Death Penalty Information Center Writes Story About #ImLivingProof Video Campaign
Witness to Innocence, the national organization of U.S. death-row exonerees, has released a series of short videos under the tag “#ImLivingProof,” featuring the stories of men and women who had been wrongfully convicted and sentenced to death. The series, produced by filmmaker Martin Schoeller with funding from the Art for Justice Fund, attempts to personalize the dangers of the death penalty by showing the public living proof that innocent people are sentenced to death.
Eight of the videos are currently available on the Witness to Innocence website, with more scheduled for release. They present the exonerees’ reflections on their experiences with the criminal legal system, their time on death row, the difficulties they face returning to society, and their hopes for the future.
The idea for the “#ImLivingProof video project arose out of a partnership between Witness to Innocence and Represent Justice, a social justice campaign established by the producers of the film Just Mercy, which dramatically depicts the story of Alabama death-row exoneree Walter McMillian. WTI Executive Director Kirk Bloodsworth, the first former death-row prisoner exonerated by DNA evidence, explained why the organization created the video series. “I knew Walter McMillian,” Bloodsworth said. “We were both nearly killed because of a wrongful conviction. And there are 170 more people like us. Through this series of short videos, we want to lift up their voices and show that we are all living proof that the death penalty must be abolished.”
The series premiered with a video featuring WTI Board President Kwame Ajamu, who was a teenager when he was charged with capital murder in Cleveland, wrongly convicted, and sentenced to death. “The death penalty is totally unfair because it is only given to those who are poor,” Ajamu says in his video. “I hate that.”
The videos take viewers from the exonerees’ naïveté when first facing the criminal court system to a combination of hopefulness and grim reality after release. “I thought, well, I’m innocent, I’ll be fine,” Alabama exoneree Randal Padgett said. “But I wasn’t fine.” Florida exoneree Herman Lindsey recounted his incredulity at being sentenced to death. “The day that I heard the judge say ‘we the people sentence you to die by lethal injection,’ I couldn’t understand. How can I be sentenced to death for something I didn’t do?,” he said.

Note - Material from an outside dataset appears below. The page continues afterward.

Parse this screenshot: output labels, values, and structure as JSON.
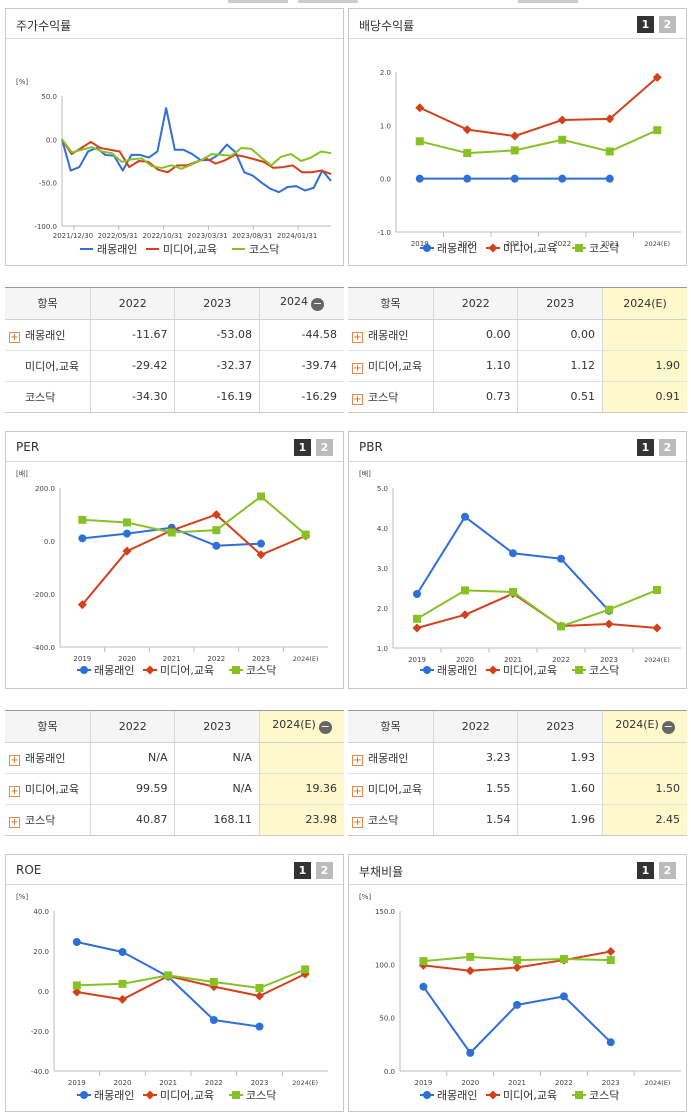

Mississippi death-row exoneree Sabrina Butler Smith, wrongly convicted and sentenced to death on charges of murdering her son, described the misery of confinement on death row in a tiny cell about the size of a bathroom. “It’s like being buried underground with a lid on top of you and you can’t breathe. That’s what death row is like,” she said. She was later exonerated when medical evidence showed that her son had not been murdered at all but had died of natural causes.
Derrick Jamison expressed the joy of freedom: “The day I was released from Ohio’s death row was like the clouds opening and the sun came in,” he said. But that freedom is quickly tempered by reality. Padgett explained the grim reality faced by many exonerees as a result of his wrongful conviction: he lost his home and his job. New Mexico death-row exoneree Ron Keine came within nine days of execution when the killer confessed. “I got out, I’m lucky. There’s the innocent guys on death row who are not so lucky,” he said.
Alabama exoneree Gary Drinkard called for a change in prosecutors’ values. “I want prosecutors to know that it’s more honorable to investigate the crime and get the real killer than it is to get a conviction,” he said. In Keine’s case, the actual killer was a police officer who had been told to leave town by the sheriff so as not to create an issue during an election year. “Your constitutional rights are only as good as the people in charge of you,” Keine said.
The exonerees have dedicated themselves to bring about change. “As long as I keep thinking and keep fighting,” California death-row exoneree Shujaa Graham said, “I know I’m going to make a difference.”